As my pace slowed, the kilometer markers seemed to become further apart and with 25km to go, I really ached. My whole body longed to sit down but I dare not or I’d never stand again. I began to feel hungry and so I ate whatever was in front of me: biscuits, salted orange segments, grapefruit (although I did manage to restrain from boiled potatoes and Energade).
For the last 20km, I ran solo, occasionally seeing a fellow red sock runner which gave me a much needed boost. There it was, another hill. I couldn’t. I began walking and that’s when I heard her. “DANIEL. COME ON!! YOU ARE SO CLOSE”. Her friend joined in, “ COME ON DAN YOU’VE COME SO FAR”. I remembered a quote my sister had told me: “We didn’t come this far, to only come this far”. I gritted my teeth and started to run again. The tiredness, soreness and aching making me blubber like a baby for the remainder of the race. This pain, I expected and was ready for. The mental pain, I was not. It took a hell of a lot more than I expected to battle through the mental barrier of continuing to run, when every part of you wants to stop.
But eventually I saw it: 2km to go. This was it, the final stretch. By now I was limping, with both calfs totally cramped up and yet from nowhere, as if someone had placed wheels under my feet I began to move. I picked up the pace to around 5:30/km and gritting my teeth, zoned out of the pain. The crowds’ cheers drew me into the stadium. With one final push of every single fibre of my body, I made it across the finish line in 10:26. Then the blubbering really got going. I was totally overwhelmed. I literally can’t put into words the emotions as you cross that line. That finish line is so much more than the end of a run. It’s a symbol of sheer grit and determination; A sign you fought to the very end and a sign that shows everyone who thought you couldn’t, that you f***ing well can. Pride, nausea, relief, you feel them all. Every single one them as incredible as the other.

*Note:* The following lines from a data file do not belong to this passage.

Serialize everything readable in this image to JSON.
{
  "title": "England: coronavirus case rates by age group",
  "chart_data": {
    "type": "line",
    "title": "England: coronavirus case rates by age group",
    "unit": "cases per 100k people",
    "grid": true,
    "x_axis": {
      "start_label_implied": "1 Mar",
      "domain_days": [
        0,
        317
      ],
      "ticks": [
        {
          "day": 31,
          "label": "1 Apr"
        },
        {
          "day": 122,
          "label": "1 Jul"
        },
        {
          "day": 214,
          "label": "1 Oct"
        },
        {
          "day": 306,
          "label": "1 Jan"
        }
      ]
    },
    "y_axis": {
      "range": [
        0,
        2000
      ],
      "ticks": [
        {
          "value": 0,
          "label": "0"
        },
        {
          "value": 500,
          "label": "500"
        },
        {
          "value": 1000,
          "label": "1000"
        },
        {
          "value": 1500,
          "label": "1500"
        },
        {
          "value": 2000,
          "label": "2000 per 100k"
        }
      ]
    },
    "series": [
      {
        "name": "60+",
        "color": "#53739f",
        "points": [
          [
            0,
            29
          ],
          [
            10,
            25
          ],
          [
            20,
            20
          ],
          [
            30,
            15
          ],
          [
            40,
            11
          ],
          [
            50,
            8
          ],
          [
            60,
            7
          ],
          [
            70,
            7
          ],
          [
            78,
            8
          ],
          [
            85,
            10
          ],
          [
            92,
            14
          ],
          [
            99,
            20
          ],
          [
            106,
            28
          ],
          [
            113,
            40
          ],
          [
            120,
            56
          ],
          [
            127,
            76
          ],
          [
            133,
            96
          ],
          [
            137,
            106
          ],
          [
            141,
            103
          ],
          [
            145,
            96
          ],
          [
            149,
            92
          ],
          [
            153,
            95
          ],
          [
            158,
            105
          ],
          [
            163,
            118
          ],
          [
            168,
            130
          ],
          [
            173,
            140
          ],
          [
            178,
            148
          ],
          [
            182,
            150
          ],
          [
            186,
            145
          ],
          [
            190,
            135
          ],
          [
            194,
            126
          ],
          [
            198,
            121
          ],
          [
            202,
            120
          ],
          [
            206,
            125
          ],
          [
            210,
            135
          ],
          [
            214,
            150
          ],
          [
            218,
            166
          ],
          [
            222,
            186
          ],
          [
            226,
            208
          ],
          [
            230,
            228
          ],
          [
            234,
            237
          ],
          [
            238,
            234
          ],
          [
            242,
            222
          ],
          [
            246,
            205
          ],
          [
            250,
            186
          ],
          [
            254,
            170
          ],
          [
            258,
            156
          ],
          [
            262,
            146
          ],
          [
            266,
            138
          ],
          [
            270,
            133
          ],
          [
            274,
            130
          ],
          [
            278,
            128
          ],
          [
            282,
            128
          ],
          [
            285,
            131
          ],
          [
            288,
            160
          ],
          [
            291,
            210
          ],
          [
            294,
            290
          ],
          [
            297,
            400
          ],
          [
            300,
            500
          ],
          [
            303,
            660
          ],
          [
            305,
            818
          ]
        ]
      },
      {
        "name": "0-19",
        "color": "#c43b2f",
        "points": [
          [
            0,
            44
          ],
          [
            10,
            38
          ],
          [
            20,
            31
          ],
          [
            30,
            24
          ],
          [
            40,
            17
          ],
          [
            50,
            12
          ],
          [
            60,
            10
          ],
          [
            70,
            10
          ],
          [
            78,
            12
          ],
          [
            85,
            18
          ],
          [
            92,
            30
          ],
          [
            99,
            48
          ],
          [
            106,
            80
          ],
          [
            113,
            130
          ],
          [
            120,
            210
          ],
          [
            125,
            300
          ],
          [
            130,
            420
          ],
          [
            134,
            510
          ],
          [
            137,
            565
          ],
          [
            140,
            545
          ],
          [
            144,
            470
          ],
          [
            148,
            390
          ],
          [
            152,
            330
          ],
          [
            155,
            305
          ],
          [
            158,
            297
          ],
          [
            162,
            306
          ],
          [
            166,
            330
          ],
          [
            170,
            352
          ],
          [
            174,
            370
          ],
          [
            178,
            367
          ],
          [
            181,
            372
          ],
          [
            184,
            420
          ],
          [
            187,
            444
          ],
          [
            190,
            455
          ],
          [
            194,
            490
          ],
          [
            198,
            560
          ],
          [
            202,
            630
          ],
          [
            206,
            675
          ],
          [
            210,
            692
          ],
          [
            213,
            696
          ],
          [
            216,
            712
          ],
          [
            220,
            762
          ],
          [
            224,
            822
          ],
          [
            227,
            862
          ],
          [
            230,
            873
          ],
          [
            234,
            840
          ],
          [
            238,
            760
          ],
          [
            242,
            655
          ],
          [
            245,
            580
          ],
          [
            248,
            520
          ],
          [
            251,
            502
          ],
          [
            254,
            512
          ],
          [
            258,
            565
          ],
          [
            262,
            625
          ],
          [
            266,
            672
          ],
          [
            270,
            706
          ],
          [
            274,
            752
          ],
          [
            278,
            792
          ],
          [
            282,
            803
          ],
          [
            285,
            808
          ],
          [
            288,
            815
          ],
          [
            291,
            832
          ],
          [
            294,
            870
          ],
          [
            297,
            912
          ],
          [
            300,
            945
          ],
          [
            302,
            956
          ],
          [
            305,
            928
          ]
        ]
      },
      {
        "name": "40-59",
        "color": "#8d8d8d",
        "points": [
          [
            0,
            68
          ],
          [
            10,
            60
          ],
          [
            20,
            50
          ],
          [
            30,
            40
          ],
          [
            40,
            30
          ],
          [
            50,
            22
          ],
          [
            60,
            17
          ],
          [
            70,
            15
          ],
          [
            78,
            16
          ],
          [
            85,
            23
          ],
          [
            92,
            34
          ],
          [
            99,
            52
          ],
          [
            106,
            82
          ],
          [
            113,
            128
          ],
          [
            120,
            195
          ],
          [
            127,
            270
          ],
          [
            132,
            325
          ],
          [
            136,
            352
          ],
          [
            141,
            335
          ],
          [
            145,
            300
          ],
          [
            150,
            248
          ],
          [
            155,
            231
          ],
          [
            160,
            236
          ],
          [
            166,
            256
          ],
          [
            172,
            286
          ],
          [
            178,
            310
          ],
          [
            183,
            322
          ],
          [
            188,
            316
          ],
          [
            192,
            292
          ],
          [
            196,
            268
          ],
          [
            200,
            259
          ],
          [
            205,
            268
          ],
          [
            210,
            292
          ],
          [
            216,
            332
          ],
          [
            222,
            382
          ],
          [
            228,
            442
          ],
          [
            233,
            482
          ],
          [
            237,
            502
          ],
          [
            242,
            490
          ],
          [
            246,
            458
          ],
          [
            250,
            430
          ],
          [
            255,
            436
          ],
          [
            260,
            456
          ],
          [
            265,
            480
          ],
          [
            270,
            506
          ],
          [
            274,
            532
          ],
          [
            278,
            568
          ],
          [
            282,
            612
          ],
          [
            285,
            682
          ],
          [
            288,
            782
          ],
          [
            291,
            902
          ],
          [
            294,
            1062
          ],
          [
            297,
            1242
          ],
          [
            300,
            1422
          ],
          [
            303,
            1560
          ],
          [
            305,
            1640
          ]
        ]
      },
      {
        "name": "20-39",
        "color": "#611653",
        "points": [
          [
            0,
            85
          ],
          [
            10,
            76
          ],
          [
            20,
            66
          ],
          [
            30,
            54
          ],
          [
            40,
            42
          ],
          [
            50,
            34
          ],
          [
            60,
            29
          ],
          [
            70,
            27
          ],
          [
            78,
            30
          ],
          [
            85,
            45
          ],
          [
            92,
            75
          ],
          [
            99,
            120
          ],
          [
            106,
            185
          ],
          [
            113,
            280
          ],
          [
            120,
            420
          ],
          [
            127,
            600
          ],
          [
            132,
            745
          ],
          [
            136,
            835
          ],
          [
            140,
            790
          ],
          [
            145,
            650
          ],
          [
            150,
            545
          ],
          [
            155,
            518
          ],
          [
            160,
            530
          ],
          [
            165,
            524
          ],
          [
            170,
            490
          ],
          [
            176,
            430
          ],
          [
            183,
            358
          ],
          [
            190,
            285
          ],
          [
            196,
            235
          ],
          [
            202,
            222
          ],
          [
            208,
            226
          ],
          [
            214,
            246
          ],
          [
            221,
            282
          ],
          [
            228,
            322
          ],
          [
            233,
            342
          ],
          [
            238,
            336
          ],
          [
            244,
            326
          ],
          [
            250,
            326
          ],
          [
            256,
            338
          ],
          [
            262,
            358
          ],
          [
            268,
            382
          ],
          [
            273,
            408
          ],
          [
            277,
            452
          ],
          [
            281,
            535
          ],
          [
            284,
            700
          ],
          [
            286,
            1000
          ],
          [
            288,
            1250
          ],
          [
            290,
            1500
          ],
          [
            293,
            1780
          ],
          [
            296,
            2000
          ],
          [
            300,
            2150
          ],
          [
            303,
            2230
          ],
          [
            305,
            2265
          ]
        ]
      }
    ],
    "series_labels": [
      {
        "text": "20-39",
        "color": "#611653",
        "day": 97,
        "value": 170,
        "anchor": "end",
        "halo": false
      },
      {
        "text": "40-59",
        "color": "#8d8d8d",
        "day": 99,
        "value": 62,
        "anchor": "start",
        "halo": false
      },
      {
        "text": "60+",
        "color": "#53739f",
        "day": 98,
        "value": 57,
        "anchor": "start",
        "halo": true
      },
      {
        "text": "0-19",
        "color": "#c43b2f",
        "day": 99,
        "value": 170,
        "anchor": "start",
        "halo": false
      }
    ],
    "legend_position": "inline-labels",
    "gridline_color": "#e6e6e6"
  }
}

I don’t believe it’s possible to come out of an ultra like Comrades the same person you went in. Izokuthoba was the Comrades slogan this year, meaning ‘it will humble you’. I have never felt more humbled than that day. I have also never felt part of something so great. We say we are running in our red socks to pull together a beloved South Africa. Comrades optimises everything that the Red Love Train stands for. Locals lined the street to support us, along the entire 89km route. They were the wheels under my feet when I had nothing left to give. To be a part of a movement of people, coming together in such a way is an incredible feeling that I will never forget. Ubuntu was out in all it’s glory: What an epic race! What an amazing event! What a beautiful country!
Comrades taught me more than I can ever explain. Most of all, it taught me that there is no challenge too great, no race too long and no mountain too high. One foot in front of another and you will get there. Sure, you can look back but just remember, don’t ever stop moving forward.
I couldn’t help but notice one man had two medals round his neck. After taking 30 minutes to stand up, I went over and asked him. He told me if you do the Up Run (Durban to Marizburg) and the Down Run (Marizburg to Durban) one year after the other, you get a back to back medal…
Thank you all so much for your support in my journey to Comrades. It’s been the most epic experience and one of the greatest days of my life. I will be making an accompanying vlog which will be coming soon but for now, I am off road-tripping down to Cape Town!